Sunday school classes near Deer Run, Sandy Springs, Georgia that study this book alongside Scripture will find productive tensions between the physicians' accounts and traditional theological frameworks. Do NDEs confirm heaven? Are hospital ghosts the spirits of the dead or something else? Does the life review described in many NDEs align with biblical judgment? These questions don't have easy answers, and the South's theological seriousness makes the conversation richer.

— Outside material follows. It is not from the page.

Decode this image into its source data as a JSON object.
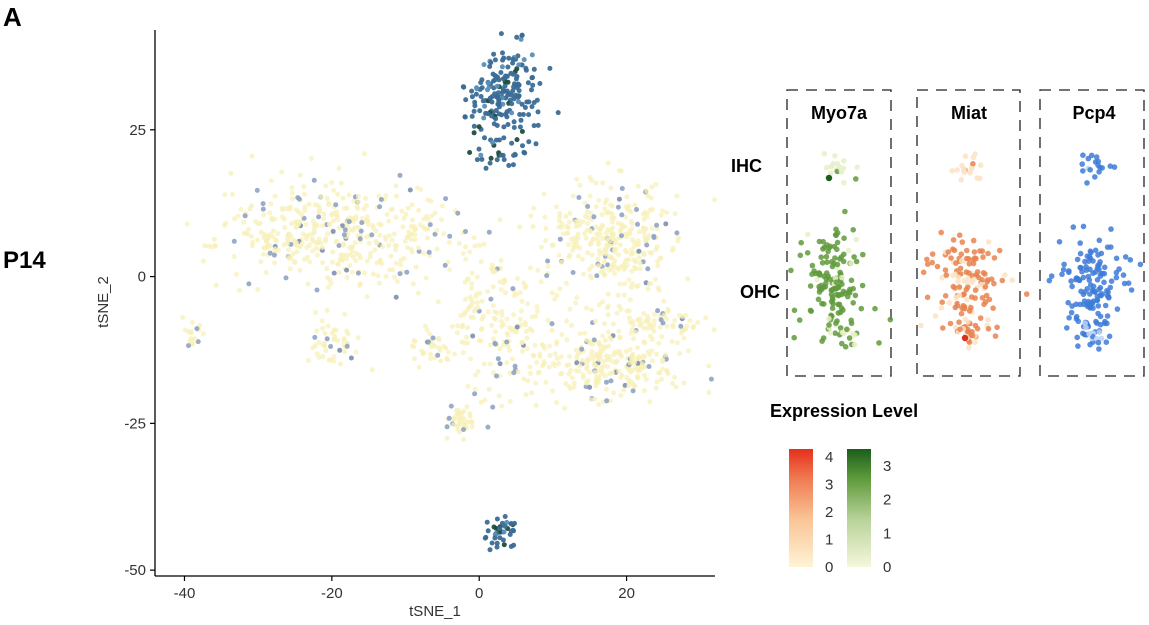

“Dreams foretelling future events, apparitions, and other miraculous experiences come to life within the pages of Physicians' Untold Stories.”
— Physicians' Untold Stories

Read the Stories That Changed Everything
Over 200 physicians interviewed. 26 stories that will challenge what you believe about life, death, and everything in between.
Buy on Amazon — 4.5★ (1,018 ratings)Free Interactive Wellness Tools
Explore our physician-designed assessment tools — free, private, and educational.
Other Neighborhoods in Sandy Springs
Nearby Cities
Explore Other Countries
Related Reading
Frequently Asked Questions

Discover the Stories Medicine Never Says Out Loud
Physicians' Untold Stories by Scott J. Kolbaba, MD — 4.5 stars from 1018 readers.
Order on Amazon →This page contains approximately 1,379 words of unique content.